CCO Salary Increases Cooling Off

CCI staff share recent surveys, reports and analysis on risk, compliance, governance, infosec and leadership issues. Share details of your survey with us: editor@corporatecomplianceinsights.com.

BarkerGilmore: Modest gender gap persists, though women earn higher base salaries

Growth in compensation for chief compliance officers slowed in 2025, according to newly released data from executive search firm BarkerGilmore, which said the average CCO got a 2.7% salary bump this year, far below the 5.1% average increase reported in 2024. Perhaps not surprisingly, the firm also found that more than half of CCOs (56%) said they were open to changing jobs.

The technology sector led all industries in CCO compensation with a median total package of $ 770,000, followed by life sciences at $ 665,000 and energy at $ 578,000. Public company CCOs significantly outpaced their counterparts at other organizations, earning a median total compensation of $ 626,000 compared to $ 350,000 at private companies and $ 321,600 at nonprofits, a disparity that reflects the heightened regulatory scrutiny and compliance complexity facing publicly traded companies.

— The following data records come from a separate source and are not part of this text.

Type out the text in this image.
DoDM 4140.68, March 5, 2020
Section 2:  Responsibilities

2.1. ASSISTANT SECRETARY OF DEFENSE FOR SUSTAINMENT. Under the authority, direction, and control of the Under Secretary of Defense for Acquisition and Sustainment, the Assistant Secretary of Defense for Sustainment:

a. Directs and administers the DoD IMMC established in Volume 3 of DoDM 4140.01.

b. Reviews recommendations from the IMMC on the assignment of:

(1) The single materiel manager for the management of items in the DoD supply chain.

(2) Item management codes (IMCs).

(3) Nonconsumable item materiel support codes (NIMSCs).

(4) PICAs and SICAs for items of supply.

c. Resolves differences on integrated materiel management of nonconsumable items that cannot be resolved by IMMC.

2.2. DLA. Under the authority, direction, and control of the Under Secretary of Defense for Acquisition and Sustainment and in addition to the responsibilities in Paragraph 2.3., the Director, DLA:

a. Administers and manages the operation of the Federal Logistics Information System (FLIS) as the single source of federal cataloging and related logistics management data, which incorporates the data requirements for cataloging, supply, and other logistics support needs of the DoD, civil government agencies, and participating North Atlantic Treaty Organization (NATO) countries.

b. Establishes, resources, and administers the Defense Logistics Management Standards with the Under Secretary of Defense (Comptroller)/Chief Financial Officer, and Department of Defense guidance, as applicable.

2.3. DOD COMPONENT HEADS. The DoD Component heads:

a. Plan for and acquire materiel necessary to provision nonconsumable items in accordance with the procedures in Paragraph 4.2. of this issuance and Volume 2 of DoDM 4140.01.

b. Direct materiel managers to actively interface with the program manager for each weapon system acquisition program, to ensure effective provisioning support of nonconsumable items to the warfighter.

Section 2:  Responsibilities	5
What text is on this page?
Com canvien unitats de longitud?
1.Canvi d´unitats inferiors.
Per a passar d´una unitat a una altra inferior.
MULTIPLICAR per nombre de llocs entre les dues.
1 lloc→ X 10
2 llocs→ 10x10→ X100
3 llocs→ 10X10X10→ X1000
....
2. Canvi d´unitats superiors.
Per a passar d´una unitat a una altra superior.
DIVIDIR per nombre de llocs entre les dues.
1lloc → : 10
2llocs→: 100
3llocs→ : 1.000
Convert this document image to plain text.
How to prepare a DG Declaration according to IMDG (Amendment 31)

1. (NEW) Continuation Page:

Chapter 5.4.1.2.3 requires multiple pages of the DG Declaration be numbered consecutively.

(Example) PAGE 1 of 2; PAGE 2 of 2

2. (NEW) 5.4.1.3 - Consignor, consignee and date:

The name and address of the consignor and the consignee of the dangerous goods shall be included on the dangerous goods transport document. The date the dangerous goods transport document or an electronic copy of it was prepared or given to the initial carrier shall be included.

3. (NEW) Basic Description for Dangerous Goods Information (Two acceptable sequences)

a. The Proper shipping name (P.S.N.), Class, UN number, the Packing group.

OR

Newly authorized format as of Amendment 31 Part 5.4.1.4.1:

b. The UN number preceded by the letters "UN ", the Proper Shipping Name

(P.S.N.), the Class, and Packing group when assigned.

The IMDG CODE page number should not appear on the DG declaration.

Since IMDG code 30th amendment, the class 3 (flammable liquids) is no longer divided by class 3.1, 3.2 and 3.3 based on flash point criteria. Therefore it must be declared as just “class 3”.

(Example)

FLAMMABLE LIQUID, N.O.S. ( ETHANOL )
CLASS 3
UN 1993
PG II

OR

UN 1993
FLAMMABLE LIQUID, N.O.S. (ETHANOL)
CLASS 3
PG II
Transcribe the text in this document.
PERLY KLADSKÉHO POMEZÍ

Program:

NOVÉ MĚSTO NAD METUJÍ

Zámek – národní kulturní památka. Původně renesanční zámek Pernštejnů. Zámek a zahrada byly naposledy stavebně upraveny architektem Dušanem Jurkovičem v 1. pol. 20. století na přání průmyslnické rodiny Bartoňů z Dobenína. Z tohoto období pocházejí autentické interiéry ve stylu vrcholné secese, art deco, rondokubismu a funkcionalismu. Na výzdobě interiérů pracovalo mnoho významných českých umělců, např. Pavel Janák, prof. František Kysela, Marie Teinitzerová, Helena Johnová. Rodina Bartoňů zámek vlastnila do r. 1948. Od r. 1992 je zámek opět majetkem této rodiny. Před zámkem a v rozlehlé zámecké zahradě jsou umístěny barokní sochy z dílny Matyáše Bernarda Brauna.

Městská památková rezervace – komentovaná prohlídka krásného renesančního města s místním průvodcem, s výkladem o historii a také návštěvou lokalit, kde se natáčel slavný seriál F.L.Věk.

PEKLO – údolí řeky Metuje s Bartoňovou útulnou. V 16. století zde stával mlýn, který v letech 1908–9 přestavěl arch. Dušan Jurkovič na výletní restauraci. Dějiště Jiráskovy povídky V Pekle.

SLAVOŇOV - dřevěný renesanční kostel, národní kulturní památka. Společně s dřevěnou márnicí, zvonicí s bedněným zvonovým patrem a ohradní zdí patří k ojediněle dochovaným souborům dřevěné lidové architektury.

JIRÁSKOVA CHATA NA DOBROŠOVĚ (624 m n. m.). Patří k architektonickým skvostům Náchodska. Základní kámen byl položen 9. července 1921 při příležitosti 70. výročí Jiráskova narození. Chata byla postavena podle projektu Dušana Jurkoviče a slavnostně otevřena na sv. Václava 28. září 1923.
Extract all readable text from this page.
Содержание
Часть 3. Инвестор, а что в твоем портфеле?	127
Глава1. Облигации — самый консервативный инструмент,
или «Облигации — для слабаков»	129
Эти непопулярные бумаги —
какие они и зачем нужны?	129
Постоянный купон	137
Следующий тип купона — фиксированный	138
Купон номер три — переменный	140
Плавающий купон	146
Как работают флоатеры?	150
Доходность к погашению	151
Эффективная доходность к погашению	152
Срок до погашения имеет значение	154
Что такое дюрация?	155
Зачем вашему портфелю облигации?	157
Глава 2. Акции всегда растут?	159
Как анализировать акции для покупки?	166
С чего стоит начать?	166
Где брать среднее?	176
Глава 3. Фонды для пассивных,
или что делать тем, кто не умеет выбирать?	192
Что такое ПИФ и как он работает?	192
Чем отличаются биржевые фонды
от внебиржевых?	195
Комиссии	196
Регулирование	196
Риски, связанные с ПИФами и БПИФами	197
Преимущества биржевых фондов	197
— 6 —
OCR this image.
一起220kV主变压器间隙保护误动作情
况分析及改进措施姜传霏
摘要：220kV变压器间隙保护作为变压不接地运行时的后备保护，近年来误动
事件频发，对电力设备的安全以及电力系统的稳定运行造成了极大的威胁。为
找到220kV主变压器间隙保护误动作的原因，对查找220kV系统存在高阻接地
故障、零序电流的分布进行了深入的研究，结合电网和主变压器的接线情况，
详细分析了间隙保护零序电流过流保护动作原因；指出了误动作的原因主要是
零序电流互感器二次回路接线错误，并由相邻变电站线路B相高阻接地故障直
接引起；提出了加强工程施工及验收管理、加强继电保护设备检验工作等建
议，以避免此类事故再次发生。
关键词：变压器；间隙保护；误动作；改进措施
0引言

CCOs received bonuses averaging 88% of their targets — essentially unchanged from the prior year — with an average payout of $ 125,551 against target bonuses averaging $ 134,391. Meanwhile, a modest gender pay gap persisted, with men CCOs earning 1% more in total cash compensation ($ 382,500) than women CCOs ($ 379,000), though women received higher base salaries.

Other key findings:

  • Of the 56% considering job changes, 21% cited compensation as their primary motivation while 19% sought new challenges or career growth.
  • Most CCOs (61%) expressed little concern about job security, though 39% reported some worry about their positions.
  • Only 39% of CCOs said they serve as trusted advisers whose business opinions are always sought and respected, while 80% reported their performance is constrained by inadequate resources or staffing, findings that comport with CCI’s report earlier this year that tied compliance officer mental health to organizational failings.

BarkerGilmore’s survey of more than 260 CCOs was conducted in March 2025.

PwC: Executive confidence in boards rises modestly as governance gaps widen

Executive confidence in board effectiveness increases but remains modest as major governance gaps persist, according to a new survey from PwC and The Conference Board that found 35% of executives rate their boards as excellent or good — up from 30% the previous year but still indicating widespread dissatisfaction with corporate governance.

The survey of more than 500 executives reveals growing tensions between boards and management, with 32% of executives now saying their boards overstep into management responsibilities — double the 16% who felt that way the previous year. Meanwhile, a record 93% of executives want at least one director replaced, the highest level ever recorded, though only 50% have confidence in their boards’ ability to remove underperforming directors.

Skills gaps appear to be driving much of the dissatisfaction, with only 32% of executives believing their boards have the right expertise. International experience topped executives’ wish list for new board skills at 48% — more than doubling from 21% the prior year — followed by AI and generative AI expertise at 43% and environmental/sustainability knowledge at 38%. However, directors show little appetite for adding these skills, with only 9% planning to add international expertise and 10% planning to add AI knowledge.

Other key findings:

  • Talent management emerged as executives’ top risk concern (18%), followed by supply chain issues (13%) and AI (12%), while directors focused more on strategic disruption (32%) and financial performance (17%).
  • CFOs showed the strongest confidence in board performance, with 72% rating boards as excellent or good — up from 42% in 2022 — while CIOs expressed the most frustration, with 40% rating their boards as poor.
  • Both executives and directors agreed boards should spend more time on talent management and AI oversight, though they diverged on top priorities, with executives favoring ESG while directors emphasized strategy.
  • Long tenure and advanced age were cited as the main reasons for director underperformance, with 56% of executives pointing to long tenure and 47% citing advanced age as performance issues.